Christine Rebet (lives and works in New York) is an artist whose work is based on drawing and develops into forms ranging from animation to installations and performance. At the core of her practice is the elaboration of historical traumas in the context of a personal reinterpretation and a consequent reanimation. Rebet has previously exhibited and held performances in various international contexts including: Kunsthal KAdE, Amersfoort, Netherlands; Human Resources, Los Angeles; Grie der Contemporary, Zurich; AlbumArte, Rome; Fisher Landau Center For Art and SculptureCenter, both Long Island City, New York; Institute of Contemporary Art, Singapore; Cartier Foundation, Paris; and Le Magasin, Grenoble, France. Her films have screened at various events and festivals including: Hong Kong Film Fes-tival; Trieze, Paris; Wexner Center for the Arts, Columbus, Ohio; Berlinale Short Film Festival, Berlin; and Moderna Museet, Stockholm. She received her MFA at Columbia University, New York.

Jalal Toufic (lives and works in Beirut) was born in Beirut or Baghdad and died before dying in 1989 in Evanston, Illinois. He is the author of Undeserving Lebanon (Forthcoming Books, 2007) and The Withdrawal of Tradition Past a Surpassing Disaster (Forthcoming Books, 2009), along with other titles, and was a participant in the 9th Shanghai Biennale (2012-13); documenta 13, Kassel (2012); in Sharjah Biennials 6 (2003), 10 (2011), and 11 (2013); 3rd Athens Biennale (2001); and A History: Art, Architecture, Design from the 1980s until today at Centre Pompidou, Paris (2014-16). In 2011, he was a guest of the Artists-in-Berlin Program at DAAD; in 2013-14, he and Anton Vidokle led Ashkal Alwan’s third edition of the Home Workspace Program in Beirut.

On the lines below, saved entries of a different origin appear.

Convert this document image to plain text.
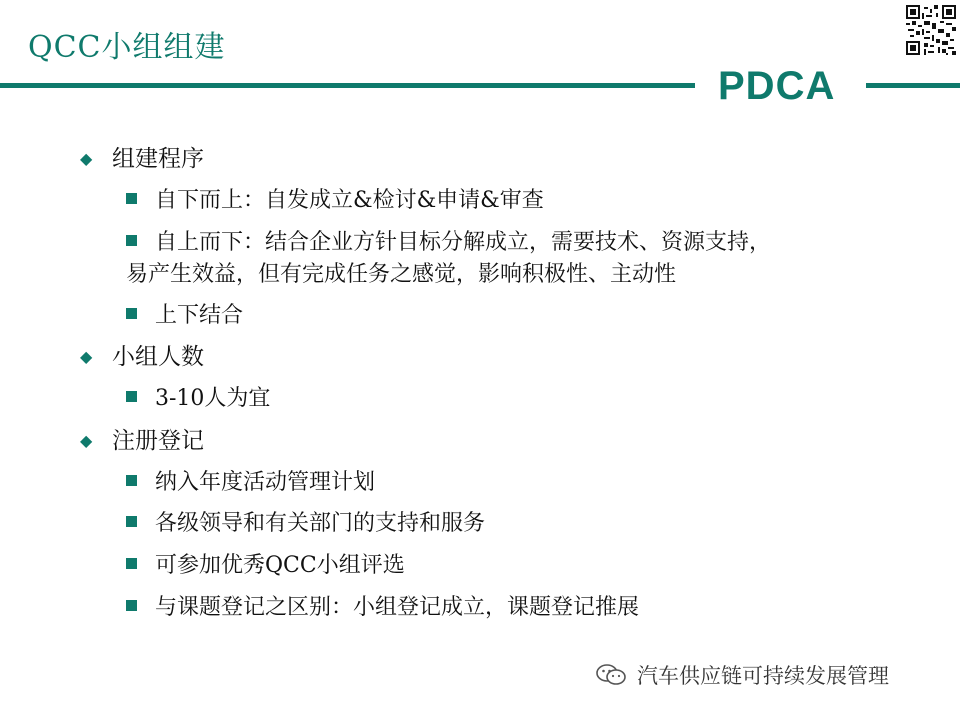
QCC小组组建
PDCA
◆ 组建程序
自下而上：自发成立&检讨&申请&审查
自上而下：结合企业方针目标分解成立，需要技术、资源支持，
易产生效益，但有完成任务之感觉，影响积极性、主动性
上下结合
◆ 小组人数
3-10人为宜
◆ 注册登记
纳入年度活动管理计划
各级领导和有关部门的支持和服务
可参加优秀QCC小组评选
与课题登记之区别：小组登记成立，课题登记推展
汽车供应链可持续发展管理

He has been the director of the School of Visual Arts at the Lebanese Academy of Fine Arts, Sin el Fil, since 2015.

Suzy Halajian (lives and works in Los Angeles) is a curator and writer. Her work begins at the intersection of art and politics, treating image making as steeped in colonial pasts and modern surveillance states. She has recently curated exhibitions and programs at LACE (Los Angeles Contemporary Exhibitions), Hammer Museum, Human Resources LA, Los Angeles Contemporary Archive (all Los Angeles); Armory Center for the Arts, Pasadena; Sursock Museum, Beirut; Tanya Bonakdar Gallery, New York; UKS, Oslo, among others. Halajian co-organizes the invitation of sorts talk series with Anthony Carfello and Shoghig Halajian, and serves on the Programming Committee of Human Resources LA. In 2017, she was granted a Creative Capital | Andy Warhol Foundation Arts Writers Grant, and in 2014, she received a Curatorial Travel/Research Fellowship from the Andy Warhol Foundation for the Visual Arts. She holds an MA from the Center for Curatorial Studies at Bard College, New York.